I’m not sure when the unclothed-emperor school of analysis is appropriate. It’s just human nature, I suppose: someone does something great, we build them up with superlatives over and above the call of duty, and then when their greatness becomes the accepted meme, we tear them down. I’m sure there’s a nice Greek word for this rhetorical device. I’m quite sure I don’t know what it is.
It’s probably even easier to get away with taking potshots in the film world, especially in America, because we don’t like to think hard about the hard subjects, let alone the “light” arenas of entertainment. (Yes, I know it was an article in the Guardian; just bear with me.) Americans also hate to think that anyone is better or more talented than they are, which is why everyone here is “middle-class” or an “above-average” driver. We like hard data to back up rankings of superiority (money will do nicely, thank you, or GPAs, or…). Gradations of “quality” tend to make us extremely nervous, which is why we ain’t never going to make it as a meritocracy.
Americans have a very hard time taking entertainment seriously, which is strange because it’s a gigantic industry, much bigger than many of the “serious” sectors of the economy. According to this article at mpaa.org
In 2001, the creative industries, which include theatrical films, TV programs, home video, DVDs, business software, entertainment software, books, music and sound recordings contributed more to the U.S. economy and employed more workers than any single manufacturing sector, including food and kindred products, industrial machinery and equipment, electronics and other equipment, fabricated metal products, and chemicals and allied products.
Americans are extremely respectful of money as an indicator of quality, andwe can’t take entertainment seriously as an economic force. You think we’re going to have enlightened discussions of art? Or even worse: artists? I mean, the term “intellectual property” contains the word “intellectual,” and that’s guaranteed to start most Americans sweating. (Which is a rant for a different day: we wonder why we have trouble with education in this country when a slur used by the ruling party is “intellectual elites”?)

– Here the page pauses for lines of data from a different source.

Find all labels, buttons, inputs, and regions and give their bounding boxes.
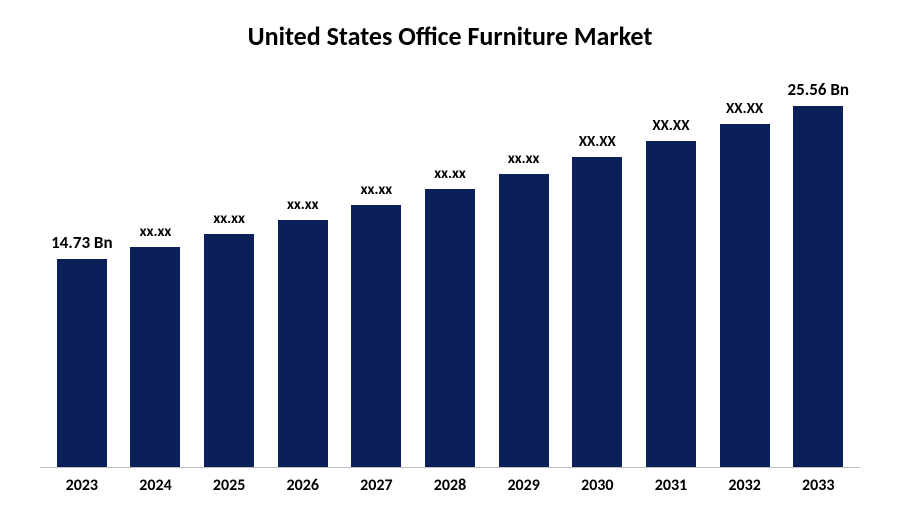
bar-value-label: 14.73 Bn xyxy=(51,232,113,253)
bar xyxy=(793,106,843,467)
x-axis: 2023202420252026202720282029203020312032… xyxy=(40,468,860,495)
bar xyxy=(720,124,770,467)
bar-value-label: xx.xx xyxy=(508,150,540,168)
bar-slot: 25.56 Bn xyxy=(781,72,855,467)
x-tick-label: 2028 xyxy=(413,476,487,495)
x-tick-label: 2033 xyxy=(781,476,855,495)
x-tick-label: 2024 xyxy=(119,476,193,495)
x-tick-label: 2029 xyxy=(487,476,561,495)
bar xyxy=(572,157,622,467)
bar xyxy=(204,234,254,467)
bar-slot: XX.XX xyxy=(708,72,782,467)
bars-area: 14.73 Bn xx.xx xx.xx xx.xx xx.xx xx.xx xx.xx XX… xyxy=(40,72,860,468)
x-tick-label: 2025 xyxy=(192,476,266,495)
bar-slot: xx.xx xyxy=(119,72,193,467)
bar xyxy=(646,141,696,467)
bar-value-label: 25.56 Bn xyxy=(787,79,849,100)
bar-slot: xx.xx xyxy=(266,72,340,467)
bar xyxy=(278,220,328,467)
x-tick-label: 2032 xyxy=(708,476,782,495)
x-tick-label: 2030 xyxy=(560,476,634,495)
bar xyxy=(57,259,107,467)
bar xyxy=(499,174,549,467)
plot-area: 14.73 Bn xx.xx xx.xx xx.xx xx.xx xx.xx xx.xx XX… xyxy=(40,72,860,495)
bar-value-label: xx.xx xyxy=(287,196,319,214)
bar-value-label: xx.xx xyxy=(361,181,393,199)
bar-value-label: xx.xx xyxy=(140,223,172,241)
bar-value-label: XX.XX xyxy=(726,100,763,118)
bar-value-label: xx.xx xyxy=(213,210,245,228)
bar-value-label: xx.xx xyxy=(434,165,466,183)
bar xyxy=(425,189,475,467)
bar-value-label: XX.XX xyxy=(652,117,689,135)
bar-slot: xx.xx xyxy=(192,72,266,467)
bar-slot: XX.XX xyxy=(560,72,634,467)
bar xyxy=(130,247,180,467)
chart-title: United States Office Furniture Market xyxy=(40,20,860,52)
x-tick-label: 2031 xyxy=(634,476,708,495)
bar xyxy=(351,205,401,467)
bar-slot: xx.xx xyxy=(340,72,414,467)
x-tick-label: 2026 xyxy=(266,476,340,495)
x-tick-label: 2023 xyxy=(45,476,119,495)
bar-slot: xx.xx xyxy=(487,72,561,467)
bar-value-label: XX.XX xyxy=(579,133,616,151)
bar-slot: 14.73 Bn xyxy=(45,72,119,467)
bar-slot: xx.xx xyxy=(413,72,487,467)
chart-container: United States Office Furniture Market 14… xyxy=(0,0,900,525)
x-tick-label: 2027 xyxy=(340,476,414,495)
bar-slot: XX.XX xyxy=(634,72,708,467)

Of course, a lot of film criticism is lazy when it comes to the big names: it’s a lot easier to give into the cult of personality than to, you know, review the work at hand. One of the things I can’t stand about Roger Ebert’s reviews (the TV ones, at any rate; sometimes I read him online too) is that I can predict with absolute assurance that he will give a film a “thumbs up” if it has a Big Name director and/or a lot of sex and/or pretty young things.
I don’t know what the answer is. Is there a way to say “Big Name So-and-so is coasting on his reputation!”? Is it worth doing? Is it better to simply talk about the work, or is that not possible in our celebrity-driven culture? Or has this sort of thing been going on for thousands of years and the Romans gossiped about some scribe’s attack on a famous poet?
Critical theory, or how to criticize with intelligence. If I knew what the answer was, I’d write a manifesto about it. And stir up a lot of attention.